For a little while, it stayed like that—the four of us against the world. Together, we met with a social worker. We always kept within sight of one another, never straying too far apart, often making physical contact, Darlene looping her finger through the tag on the back of my shirt, Tucker leaning his head on her shoulder. When one of us needed to use the bathroom, we all went along, Tucker lingering on the other side of the door. Everything seemed to be at a remove—vague and slightly unreal. A veil had fallen around us, blurring and distancing the rest of the world. Only my siblings remained unchanged. I sometimes felt as though I could sense them with more than my eyes—as though I had developed infrared vision like a snake. Against a drab, bleak landscape, only they burned bright.

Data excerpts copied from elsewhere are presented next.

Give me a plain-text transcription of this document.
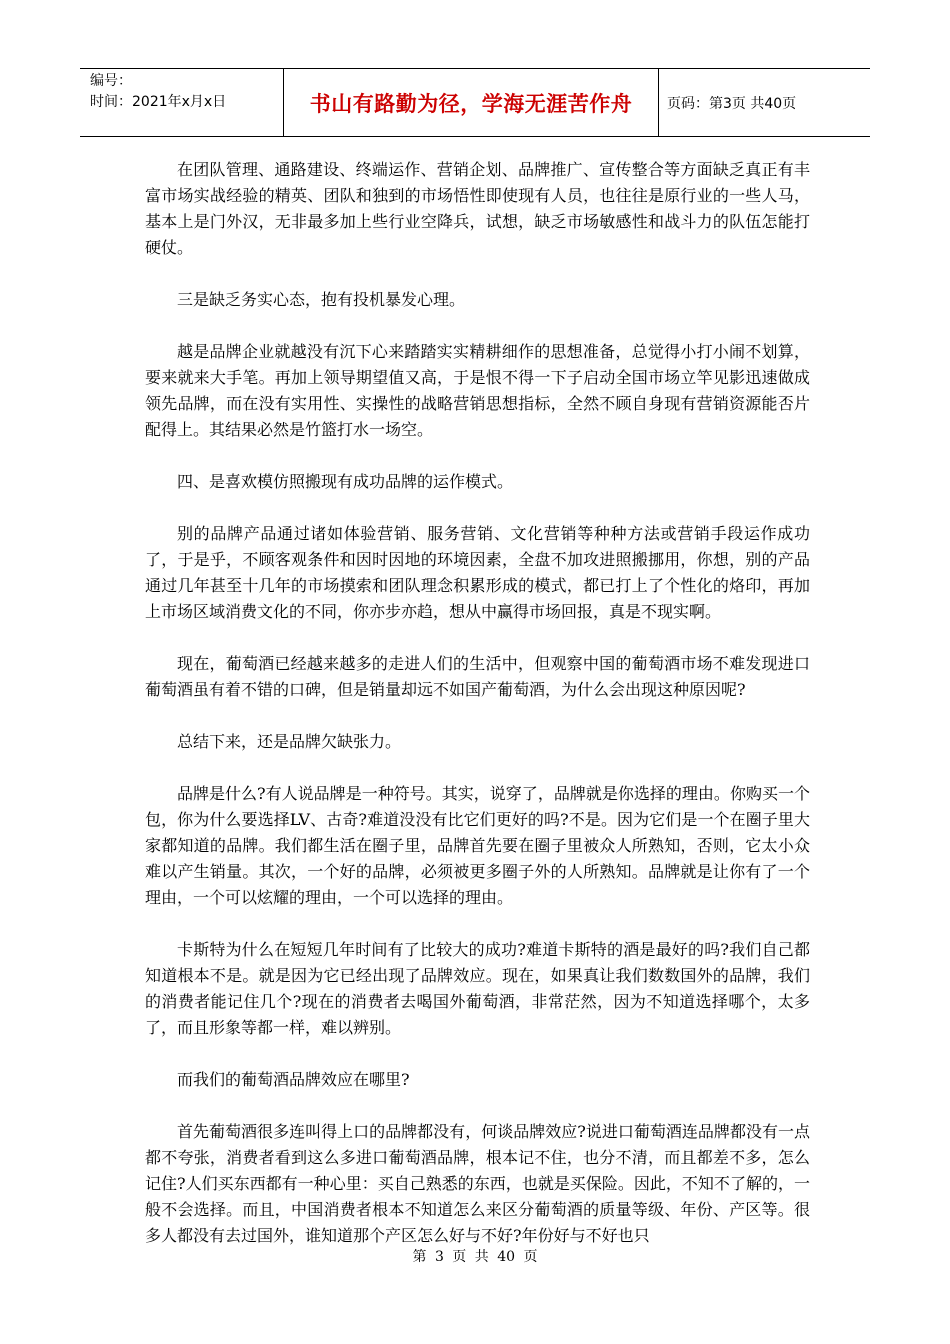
编号：
时间：2021年x月x日	书山有路勤为径，学海无涯苦作舟	页码：第3页 共40页

在团队管理、通路建设、终端运作、营销企划、品牌推广、宣传整合等方面缺乏真正有丰富市场实战经验的精英、团队和独到的市场悟性即使现有人员，也往往是原行业的一些人马，基本上是门外汉，无非最多加上些行业空降兵，试想，缺乏市场敏感性和战斗力的队伍怎能打硬仗。

三是缺乏务实心态，抱有投机暴发心理。

越是品牌企业就越没有沉下心来踏踏实实精耕细作的思想准备，总觉得小打小闹不划算，要来就来大手笔。再加上领导期望值又高，于是恨不得一下子启动全国市场立竿见影迅速做成领先品牌，而在没有实用性、实操性的战略营销思想指标，全然不顾自身现有营销资源能否片配得上。其结果必然是竹篮打水一场空。

四、是喜欢模仿照搬现有成功品牌的运作模式。

别的品牌产品通过诸如体验营销、服务营销、文化营销等种种方法或营销手段运作成功了，于是乎，不顾客观条件和因时因地的环境因素，全盘不加攻进照搬挪用，你想，别的产品通过几年甚至十几年的市场摸索和团队理念积累形成的模式，都已打上了个性化的烙印，再加上市场区域消费文化的不同，你亦步亦趋，想从中赢得市场回报，真是不现实啊。

现在，葡萄酒已经越来越多的走进人们的生活中，但观察中国的葡萄酒市场不难发现进口葡萄酒虽有着不错的口碑，但是销量却远不如国产葡萄酒，为什么会出现这种原因呢?

总结下来，还是品牌欠缺张力。

品牌是什么?有人说品牌是一种符号。其实，说穿了，品牌就是你选择的理由。你购买一个包，你为什么要选择LV、古奇?难道没没有比它们更好的吗?不是。因为它们是一个在圈子里大家都知道的品牌。我们都生活在圈子里，品牌首先要在圈子里被众人所熟知，否则，它太小众难以产生销量。其次，一个好的品牌，必须被更多圈子外的人所熟知。品牌就是让你有了一个理由，一个可以炫耀的理由，一个可以选择的理由。

卡斯特为什么在短短几年时间有了比较大的成功?难道卡斯特的酒是最好的吗?我们自己都知道根本不是。就是因为它已经出现了品牌效应。现在，如果真让我们数数国外的品牌，我们的消费者能记住几个?现在的消费者去喝国外葡萄酒，非常茫然，因为不知道选择哪个，太多了，而且形象等都一样，难以辨别。

而我们的葡萄酒品牌效应在哪里?

首先葡萄酒很多连叫得上口的品牌都没有，何谈品牌效应?说进口葡萄酒连品牌都没有一点都不夸张，消费者看到这么多进口葡萄酒品牌，根本记不住，也分不清，而且都差不多，怎么记住?人们买东西都有一种心里：买自己熟悉的东西，也就是买保险。因此，不知不了解的，一般不会选择。而且，中国消费者根本不知道怎么来区分葡萄酒的质量等级、年份、产区等。很多人都没有去过国外，谁知道那个产区怎么好与不好?年份好与不好也只

第 3 页 共 40 页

For two weeks, we were nomads. We moved from building to building—the post office, the town hall, a stranger’s living room. We slept on the floor, surrounded by people who had been our neighbors, chilly, pillowless, and wrapped in sleeping bags that were not ours. There was never enough food, so we subsisted on vending machine snacks and juice boxes. There were no showers. I did not exactly mind the chaos—it seemed similar to what sleepaway camp might be like—but I minded the waiting. I minded that there was nothing to do. I minded that my siblings were behaving like survivors in a zombie movie. Jane was sleeping constantly. Darlene looked like she had just been slapped hard.